She is his past… he is her future.
Emma lives in New York. At age 32, she is still looking for Mr. Right. Matthew lives in Boston. He lost his wife in a terrible accident and is raising his four-year-old daughter alone.
A serendipitous e-mail encounter and correspondence leads them to believe they may finally have found happiness. Anxious to meet each other, they agree to meet in a small Italian restaurant in Manhattan.
The same day at the same time, they both push open the door to the restaurant and are shown to the same table. And yet, they never cross paths.
A game of lies? A figment of the imagination? Some form of manipulation? Caught in a form of reality beyond their comprehension, Matthew and Emma quickly come to understand that neither of them was simply stood up…

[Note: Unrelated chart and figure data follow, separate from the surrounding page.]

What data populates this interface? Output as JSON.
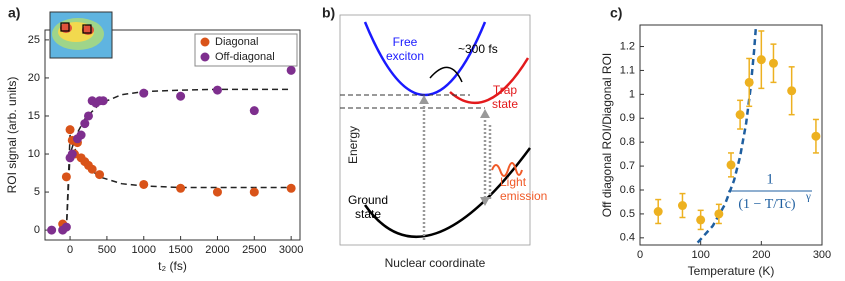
{
  "chart_data": [
    {
      "type": "scatter",
      "panel_label": "a)",
      "xlabel": "t₂ (fs)",
      "ylabel": "ROI signal (arb. units)",
      "xlim": [
        -340,
        3120
      ],
      "ylim": [
        -1.3,
        26.3
      ],
      "xticks": [
        0,
        500,
        1000,
        1500,
        2000,
        2500,
        3000
      ],
      "yticks": [
        0,
        5,
        10,
        15,
        20,
        25
      ],
      "legend": "upper right",
      "series": [
        {
          "name": "Diagonal",
          "color": "#d95319",
          "x": [
            -100,
            -50,
            0,
            30,
            60,
            100,
            150,
            200,
            250,
            300,
            400,
            1000,
            1500,
            2000,
            2500,
            3000
          ],
          "values": [
            0.8,
            7,
            13.2,
            11.8,
            10,
            11.5,
            9.5,
            9,
            8.5,
            8,
            7.3,
            6,
            5.5,
            5,
            5,
            5.5
          ]
        },
        {
          "name": "Off-diagonal",
          "color": "#7e2f8e",
          "x": [
            -250,
            -100,
            -50,
            0,
            30,
            100,
            150,
            200,
            250,
            300,
            350,
            400,
            450,
            1000,
            1500,
            2000,
            2500,
            3000
          ],
          "values": [
            0,
            0,
            0.4,
            9.5,
            10,
            12,
            12.5,
            14,
            15,
            17,
            16.7,
            17,
            17,
            18,
            17.6,
            18.4,
            15.7,
            21
          ]
        }
      ],
      "curves": [
        {
          "x": [
            -50,
            0,
            50,
            100,
            200,
            400,
            700,
            1000,
            1500,
            2000,
            3000
          ],
          "values": [
            0,
            12.5,
            11,
            10,
            8.6,
            7,
            6.1,
            5.8,
            5.6,
            5.6,
            5.6
          ]
        },
        {
          "x": [
            -50,
            0,
            50,
            100,
            200,
            400,
            700,
            1000,
            1500,
            2000,
            3000
          ],
          "values": [
            0,
            10,
            11.5,
            12.8,
            14.6,
            16.6,
            17.8,
            18.2,
            18.4,
            18.5,
            18.5
          ]
        }
      ]
    },
    {
      "type": "diagram",
      "panel_label": "b)",
      "xlabel": "Nuclear coordinate",
      "ylabel": "Energy",
      "annotations": [
        "Free exciton",
        "~300 fs",
        "Trap state",
        "Ground state",
        "Light emission"
      ]
    },
    {
      "type": "scatter",
      "panel_label": "c)",
      "xlabel": "Temperature (K)",
      "ylabel": "Off diagonal ROI/Diagonal ROI",
      "xlim": [
        0,
        300
      ],
      "ylim": [
        0.37,
        1.29
      ],
      "xticks": [
        0,
        100,
        200,
        300
      ],
      "yticks": [
        0.4,
        0.5,
        0.6,
        0.7,
        0.8,
        0.9,
        1,
        1.1,
        1.2
      ],
      "series": [
        {
          "color": "#edb120",
          "x": [
            30,
            70,
            100,
            130,
            150,
            165,
            180,
            200,
            220,
            250,
            290
          ],
          "values": [
            0.51,
            0.535,
            0.475,
            0.5,
            0.705,
            0.915,
            1.05,
            1.145,
            1.13,
            1.015,
            0.825
          ],
          "errors": [
            0.05,
            0.05,
            0.04,
            0.04,
            0.05,
            0.06,
            0.1,
            0.12,
            0.08,
            0.1,
            0.07
          ]
        }
      ],
      "curves": [
        {
          "x": [
            95,
            120,
            140,
            155,
            165,
            175,
            182,
            188,
            191
          ],
          "values": [
            0.38,
            0.45,
            0.54,
            0.64,
            0.74,
            0.88,
            1.02,
            1.18,
            1.28
          ],
          "color": "#1f5fa0"
        }
      ],
      "formula": {
        "numerator": "1",
        "denominator": "(1 − T/Tc)",
        "exponent": "γ"
      }
    }
  ]
}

A mysterious and moving adventure.
A genius plot on the fringe of reality.
Diabolical, intense and captivating suspense.
Your new novel Next begins with a woman and a man exchanging e-mails in two different time periods. Where did you get this idea?
It took root a few years ago when I read an article about a website that would allow people to write messages that would only be sent on a specific date. It could be the next day, the following month or even half a century later!

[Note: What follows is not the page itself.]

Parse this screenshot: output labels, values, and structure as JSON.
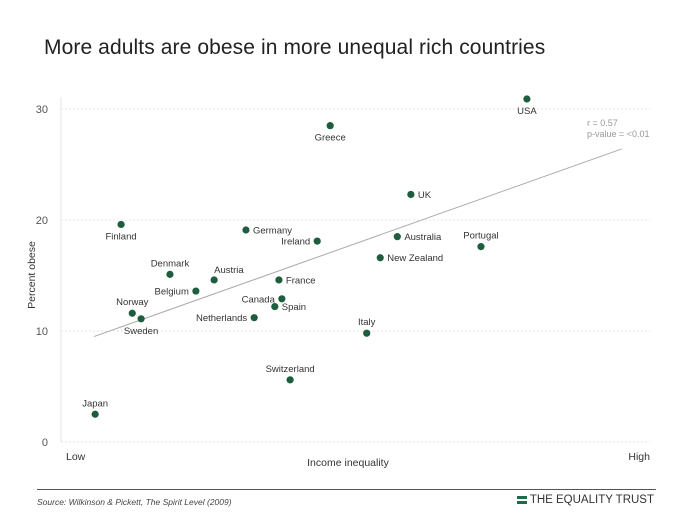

I found this idea very rich and began imagining the story of a woman who wrote a long letter just after being left by her lover, who would receive it only 10 or 20 years later.
After lying fallow for a while, the plotline changed quite a bit, but the initial breeding ground remained the same: the creative possibilities that arise when our lives mix with new technology. I’ve often explored the notions of time and space in my novels. Today, with the Internet, our thoughts, our photos and even our memory can become tools for distorting time and space at any moment, giving a novelist like myself infinite possibilities!
Your novel is very much set in the modern world but also takes small steps into the supernatural.
More into the fantastic as defined by Tzvetan Todorov, who describes it as a moment of hesitation by someone who knows only natural law when faced with an event that appears supernatural. I certainly inherited this from the books and series of my childhood: from Stephen King to Richard Matheson (Bid Time Return) and Ken Grimwood (Replay) along with episodes of The Twilight Zone that are crawling with alternative realities and parallel universes!
In my work, there are also more movie-related references, such as the Hitchcock-style ordinary hero who gets himself into a situation he cannot control or someone who suddenly begins worrying about the true nature of their spouse or someone close to them. These are themes found in Hitchcock (Suspicion, Shadow of a Doubt) but also in some Barbet Schroeder films that made an impression on me in my youth (Reversal of Fortune, Single White Female).
Next is also a novel about true love and taking it to extremes.
This is a question throughout the novel: just how far can true love make us go? It’s also a novel about relationships and the doubts we can have about the person with whom we share our life.
Emma, my female protagonist, a young sommelier in New York, falls in love with Matthew, a professor of philosophy at Harvard who appears to be in an ideal relationship with his wife: they have good social standing, own a home in Boston, have an adorable daughter…
But when Emma delves a little deeper, she discovers all sorts of things she never should have known and puts her life in danger.
From this point forward, the plot becomes a complex psychological suspense. You manage to manipulate each of the characters one by one and even the reader by changing perspectives and pretenses. Lies and appearances play an important role…
I wanted to build the plot like a race into private life, carried out by characters whose true nature is progressively revealed as the story unfolds – characters constantly pulled between their dark and light sides. Some of the themes from my previous novels are present. However, this novel, more than the others, really delves into the minds of the protagonists: their motivations, fears, anxiety. This is perhaps the novel that I took the most pleasure in writing. It’s the one in which the protagonists take the most risks.
In spite of the tension, you often mix humor in with the suspense.
Yes, thanks to a crowd of side characters that I enjoyed sketching. They make the story richer and more diverse and bring humor and spontaneity to it. We cross paths with a charismatic and mysterious businessman who is a mix of Steve Jobs and Mark Zuckerberg, a touching and sharp art gallery owner and a young French hacker who’s run away from his family and who will form a odd pair of investigators with my female protagonist.
Finally, another “character” also plays an important role: Boston and its surrounding areas, where the majority of the novel takes place.
Yes, and it is no coincidence. Boston is not only the cradle of America but also home to many prestigious universities and research institutes. In Cambridge, there is Harvard, where Facebook was born, and MIT, which is a sort of laboratory for the future in the areas of science and technology.
This city reflects the theme of my novel in that it is a symbolic bridge between the past and the future. The setting seems natural.